# VG Heroine Tourney MATCH 11, CIRCUIT 1: Yuna vs. Naoto Shirogane



## Furious George (Mar 18, 2013)

*YUNA- FFX*

*VS.​*

*NAOTO- PERSONA 4*​
-------------------------

GROUND RULES AND DEALIES

-Poll is up for 2 days and no longer. No changing the vote once the results are locked.

- Matchups are made at random by me. No votes on BLANK vs. BLANK matches.

-Don't cheat and stuff. When you dupe the only one who ends up "the dupe" in the end is you. Think about that. 

-In the case of the a, the next user who posts the name of the heroine he/she prefers, regardless if he/she voted already, will decide who moves on.

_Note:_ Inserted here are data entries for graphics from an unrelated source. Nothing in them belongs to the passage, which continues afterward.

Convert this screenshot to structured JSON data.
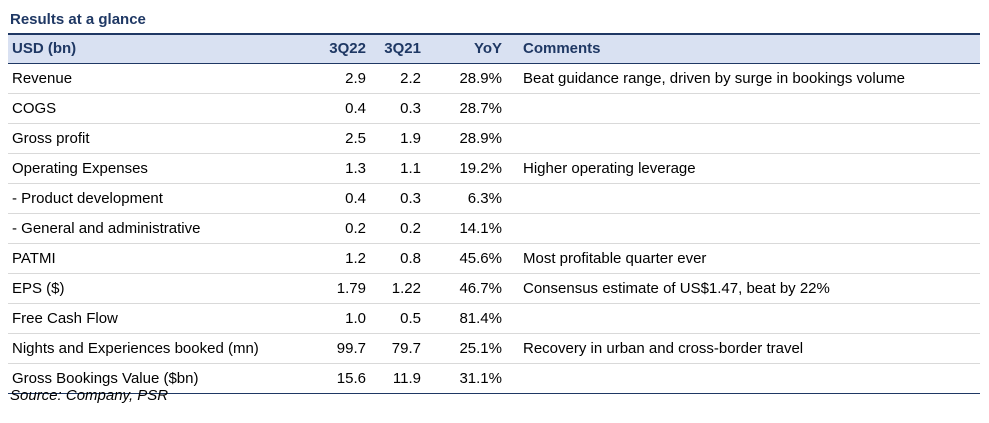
{
  "title": "Results at a glance",
  "headers": {
    "label": "USD (bn)",
    "col1": "3Q22",
    "col2": "3Q21",
    "col3": "YoY",
    "comments": "Comments"
  },
  "rows": [
    {
      "label": "Revenue",
      "q22": "2.9",
      "q21": "2.2",
      "yoy": "28.9%",
      "comment": "Beat guidance range, driven by surge in bookings volume"
    },
    {
      "label": "COGS",
      "q22": "0.4",
      "q21": "0.3",
      "yoy": "28.7%",
      "comment": ""
    },
    {
      "label": "Gross profit",
      "q22": "2.5",
      "q21": "1.9",
      "yoy": "28.9%",
      "comment": ""
    },
    {
      "label": "Operating Expenses",
      "q22": "1.3",
      "q21": "1.1",
      "yoy": "19.2%",
      "comment": "Higher operating leverage"
    },
    {
      "label": " - Product development",
      "q22": "0.4",
      "q21": "0.3",
      "yoy": "6.3%",
      "comment": ""
    },
    {
      "label": " - General and administrative",
      "q22": "0.2",
      "q21": "0.2",
      "yoy": "14.1%",
      "comment": ""
    },
    {
      "label": "PATMI",
      "q22": "1.2",
      "q21": "0.8",
      "yoy": "45.6%",
      "comment": "Most profitable quarter ever"
    },
    {
      "label": "EPS ($)",
      "q22": "1.79",
      "q21": "1.22",
      "yoy": "46.7%",
      "comment": "Consensus estimate of US$1.47, beat by 22%"
    },
    {
      "label": "Free Cash Flow",
      "q22": "1.0",
      "q21": "0.5",
      "yoy": "81.4%",
      "comment": ""
    },
    {
      "label": "Nights and Experiences booked (mn)",
      "q22": "99.7",
      "q21": "79.7",
      "yoy": "25.1%",
      "comment": "Recovery in urban and cross-border travel"
    },
    {
      "label": "Gross Bookings Value ($bn)",
      "q22": "15.6",
      "q21": "11.9",
      "yoy": "31.1%",
      "comment": ""
    }
  ],
  "source": "Source: Company, PSR"
}
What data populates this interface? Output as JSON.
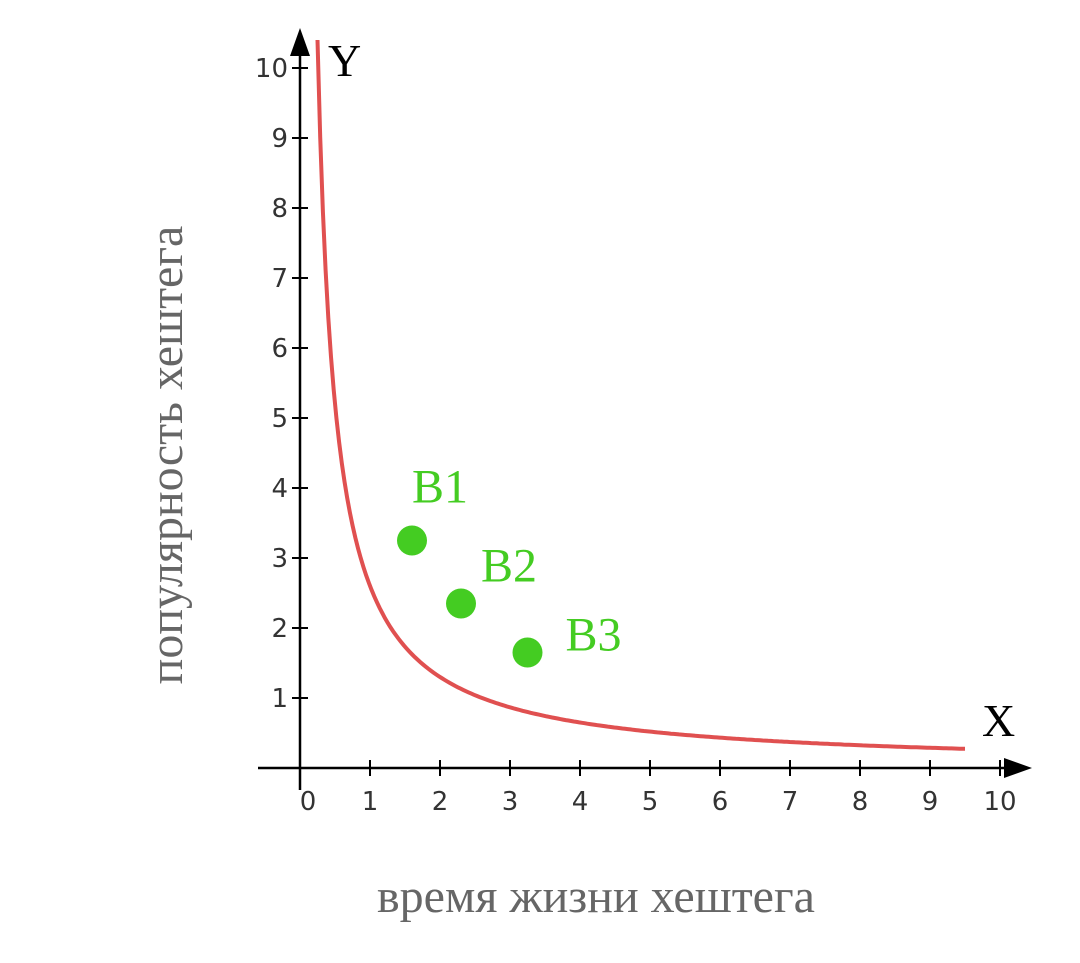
{
  "chart_data": {
    "type": "line",
    "title": "",
    "xlabel": "время жизни хештега",
    "ylabel": "популярность хештега",
    "x_axis_letter": "X",
    "y_axis_letter": "Y",
    "xlim": [
      0,
      10
    ],
    "ylim": [
      0,
      10
    ],
    "x_ticks": [
      "0",
      "1",
      "2",
      "3",
      "4",
      "5",
      "6",
      "7",
      "8",
      "9",
      "10"
    ],
    "y_ticks": [
      "1",
      "2",
      "3",
      "4",
      "5",
      "6",
      "7",
      "8",
      "9",
      "10"
    ],
    "grid": false,
    "series": [
      {
        "function": "y = 2.6 / x",
        "x_range": [
          0.25,
          9.5
        ],
        "color": "#e05050"
      }
    ],
    "points": [
      {
        "label": "B1",
        "x": 1.6,
        "y": 3.25
      },
      {
        "label": "B2",
        "x": 2.3,
        "y": 2.35
      },
      {
        "label": "B3",
        "x": 3.25,
        "y": 1.65
      }
    ],
    "point_color": "#44cc22",
    "axis_color": "#000000"
  }
}
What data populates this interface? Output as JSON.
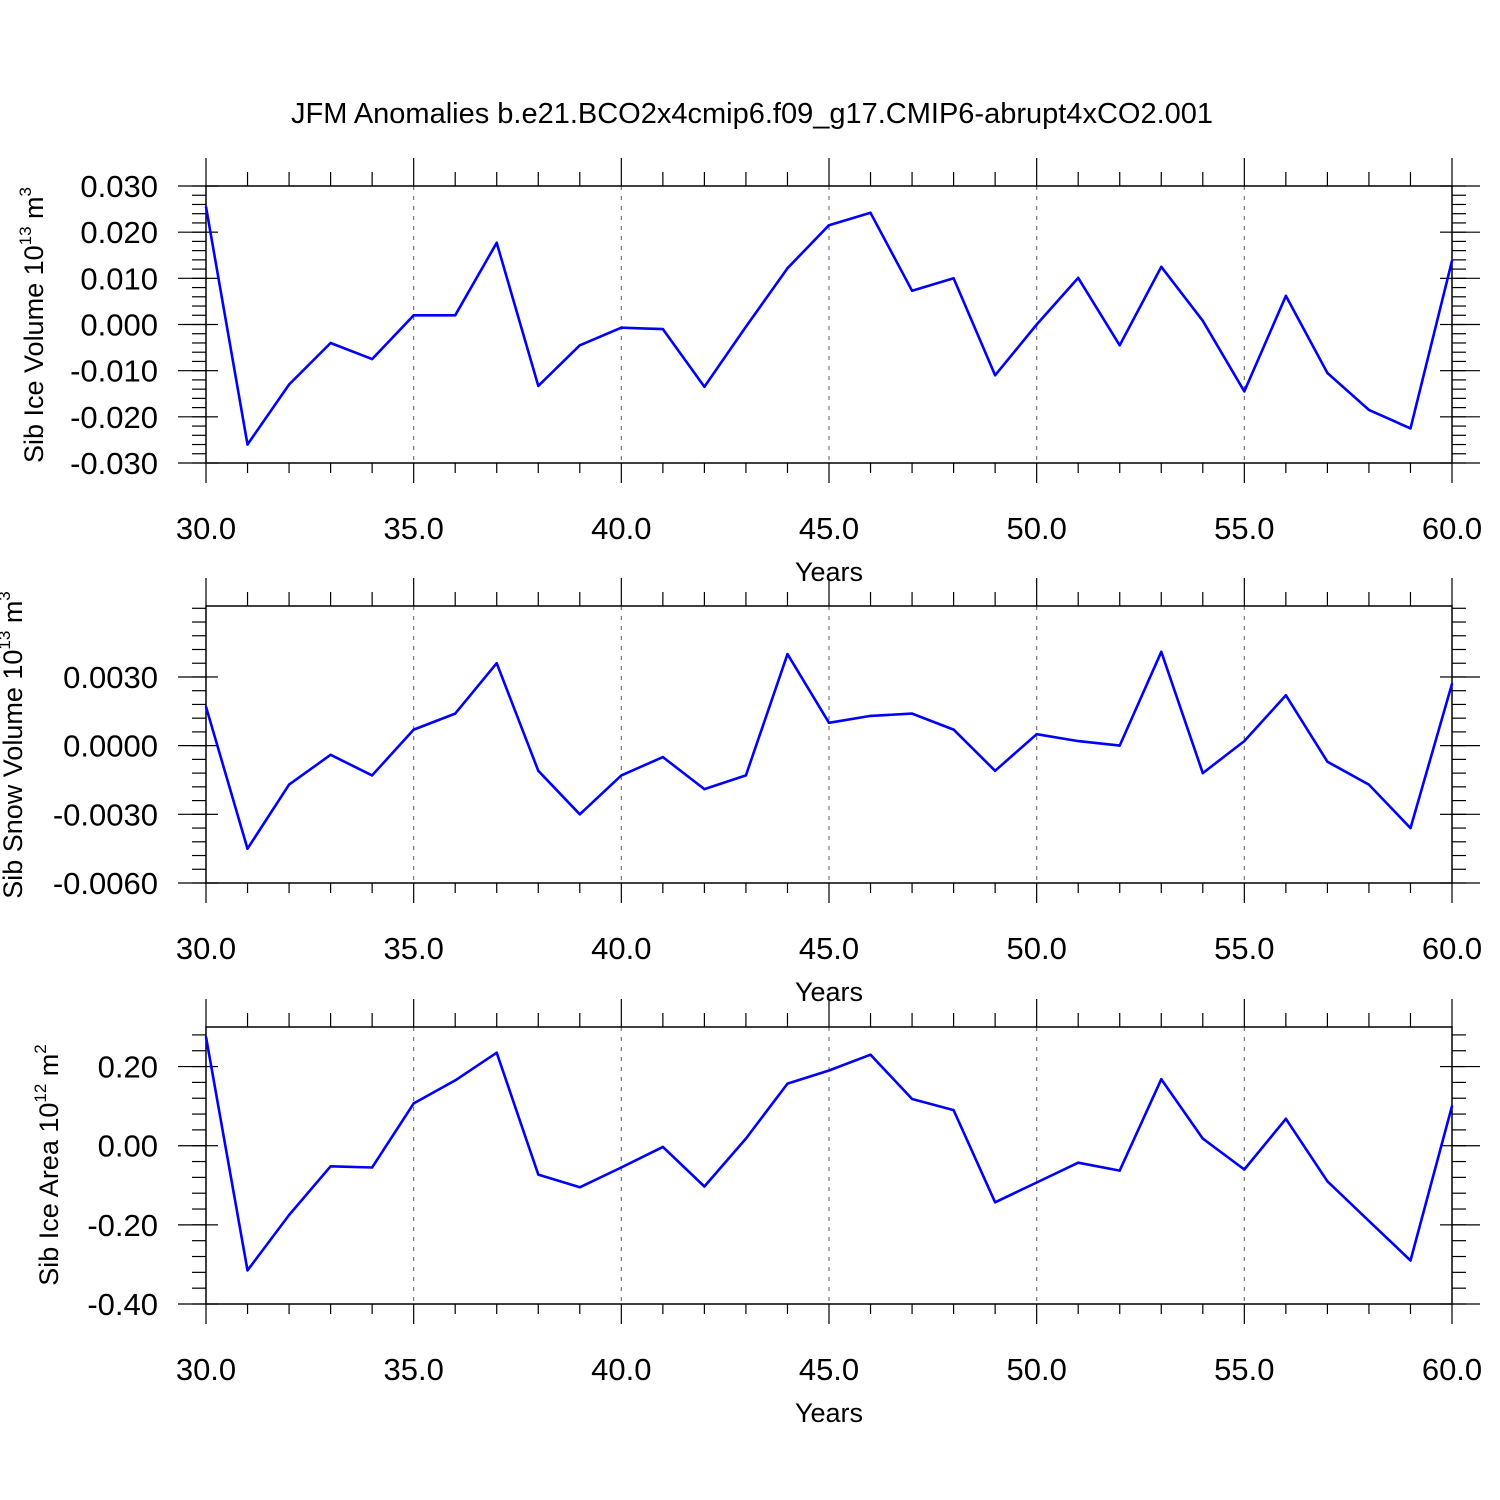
{
  "title": "JFM Anomalies b.e21.BCO2x4cmip6.f09_g17.CMIP6-abrupt4xCO2.001",
  "series_color": "#0000ff",
  "chart_data": [
    {
      "type": "line",
      "xlabel": "Years",
      "ylabel": {
        "prefix": "Sib Ice Volume 10",
        "exp": "13",
        "mid": " m",
        "unit_exp": "3"
      },
      "xlim": [
        30,
        60
      ],
      "ylim": [
        -0.03,
        0.03
      ],
      "yticks": [
        -0.03,
        -0.02,
        -0.01,
        0.0,
        0.01,
        0.02,
        0.03
      ],
      "ytick_labels": [
        "-0.030",
        "-0.020",
        "-0.010",
        "0.000",
        "0.010",
        "0.020",
        "0.030"
      ],
      "xticks": [
        30,
        35,
        40,
        45,
        50,
        55,
        60
      ],
      "xtick_labels": [
        "30.0",
        "35.0",
        "40.0",
        "45.0",
        "50.0",
        "55.0",
        "60.0"
      ],
      "grid": "vertical-dashed",
      "x": [
        30,
        31,
        32,
        33,
        34,
        35,
        36,
        37,
        38,
        39,
        40,
        41,
        42,
        43,
        44,
        45,
        46,
        47,
        48,
        49,
        50,
        51,
        52,
        53,
        54,
        55,
        56,
        57,
        58,
        59,
        60
      ],
      "values": [
        0.0255,
        -0.026,
        -0.013,
        -0.004,
        -0.0075,
        0.002,
        0.002,
        0.0177,
        -0.0133,
        -0.0045,
        -0.0007,
        -0.001,
        -0.0135,
        -0.0005,
        0.0122,
        0.0215,
        0.0242,
        0.0073,
        0.01,
        -0.011,
        0.0,
        0.0101,
        -0.0045,
        0.0125,
        0.0008,
        -0.0145,
        0.0062,
        -0.0105,
        -0.0185,
        -0.0225,
        0.0138
      ]
    },
    {
      "type": "line",
      "xlabel": "Years",
      "ylabel": {
        "prefix": "Sib Snow Volume 10",
        "exp": "13",
        "mid": " m",
        "unit_exp": "3"
      },
      "xlim": [
        30,
        60
      ],
      "ylim": [
        -0.006,
        0.0061
      ],
      "yticks": [
        -0.006,
        -0.003,
        0.0,
        0.003
      ],
      "ytick_labels": [
        "-0.0060",
        "-0.0030",
        "0.0000",
        "0.0030"
      ],
      "xticks": [
        30,
        35,
        40,
        45,
        50,
        55,
        60
      ],
      "xtick_labels": [
        "30.0",
        "35.0",
        "40.0",
        "45.0",
        "50.0",
        "55.0",
        "60.0"
      ],
      "grid": "vertical-dashed",
      "x": [
        30,
        31,
        32,
        33,
        34,
        35,
        36,
        37,
        38,
        39,
        40,
        41,
        42,
        43,
        44,
        45,
        46,
        47,
        48,
        49,
        50,
        51,
        52,
        53,
        54,
        55,
        56,
        57,
        58,
        59,
        60
      ],
      "values": [
        0.0017,
        -0.0045,
        -0.0017,
        -0.0004,
        -0.0013,
        0.0007,
        0.0014,
        0.0036,
        -0.0011,
        -0.003,
        -0.0013,
        -0.0005,
        -0.0019,
        -0.0013,
        0.004,
        0.001,
        0.0013,
        0.0014,
        0.0007,
        -0.0011,
        0.0005,
        0.0002,
        0.0,
        0.0041,
        -0.0012,
        0.0002,
        0.0022,
        -0.0007,
        -0.0017,
        -0.0036,
        0.0027
      ]
    },
    {
      "type": "line",
      "xlabel": "Years",
      "ylabel": {
        "prefix": "Sib Ice Area 10",
        "exp": "12",
        "mid": " m",
        "unit_exp": "2"
      },
      "xlim": [
        30,
        60
      ],
      "ylim": [
        -0.4,
        0.3
      ],
      "yticks": [
        -0.4,
        -0.2,
        0.0,
        0.2
      ],
      "ytick_labels": [
        "-0.40",
        "-0.20",
        "0.00",
        "0.20"
      ],
      "xticks": [
        30,
        35,
        40,
        45,
        50,
        55,
        60
      ],
      "xtick_labels": [
        "30.0",
        "35.0",
        "40.0",
        "45.0",
        "50.0",
        "55.0",
        "60.0"
      ],
      "grid": "vertical-dashed",
      "x": [
        30,
        31,
        32,
        33,
        34,
        35,
        36,
        37,
        38,
        39,
        40,
        41,
        42,
        43,
        44,
        45,
        46,
        47,
        48,
        49,
        50,
        51,
        52,
        53,
        54,
        55,
        56,
        57,
        58,
        59,
        60
      ],
      "values": [
        0.275,
        -0.315,
        -0.175,
        -0.052,
        -0.055,
        0.107,
        0.165,
        0.235,
        -0.073,
        -0.105,
        -0.055,
        -0.003,
        -0.103,
        0.018,
        0.157,
        0.19,
        0.23,
        0.118,
        0.09,
        -0.143,
        -0.093,
        -0.043,
        -0.063,
        0.168,
        0.018,
        -0.06,
        0.068,
        -0.09,
        -0.19,
        -0.29,
        0.1
      ]
    }
  ]
}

-*Try* to be objective as possible.

*More information and list of entries *​
----------------------------

Never played a Persona game. Bleh


----------



## Zaelapolopollo (Mar 18, 2013)

When people die, Yuna dances.


----------



## Griever (Mar 18, 2013)

Kinda a hard one, but Yuna.


----------



## WolfPrinceKiba (Mar 18, 2013)

FFX-2 works against Yuna a lot. Not that she was particularly good in X but still.


----------



## Zaelapolopollo (Mar 18, 2013)

WolfPrinceKiba said:


> FFX-2 works against Yuna a lot. Not that she was particularly good in X but still.




*Spoiler*: __ 








I see nothing but improvements here.


----------



## Stunna (Mar 18, 2013)

This is some BS.


----------



## Krory (Mar 18, 2013)

No, the BS came when Lulu beat Heather.


----------



## WolfPrinceKiba (Mar 18, 2013)

Zaelapolopollo said:


> *Spoiler*: __
> 
> 
> 
> ...


[YOUTUBE]http://www.youtube.com/watch?v=NDQcuO_16aQ[/YOUTUBE]

Plus I prefer the way she looks in X.


----------



## Zaelapolopollo (Mar 18, 2013)

I honestly wasn't a big fan of her look in X but to each their own.

And X-2 is...well, it's an acquired taste. I acquired some brain damage you see and had fun playing it.


----------



## Furious George (Mar 19, 2013)

FFX Yuna> X-2 Yuna. By far. 

I guess I prefer a vapid Priestess to a vapid Charlie's Angel.


----------



## Zaelapolopollo (Mar 19, 2013)

I wouldn't describe either Yuna as vapid. She isn't that bright but vapid is going a bit far.

Now X-2 Rikku...that's another story.


----------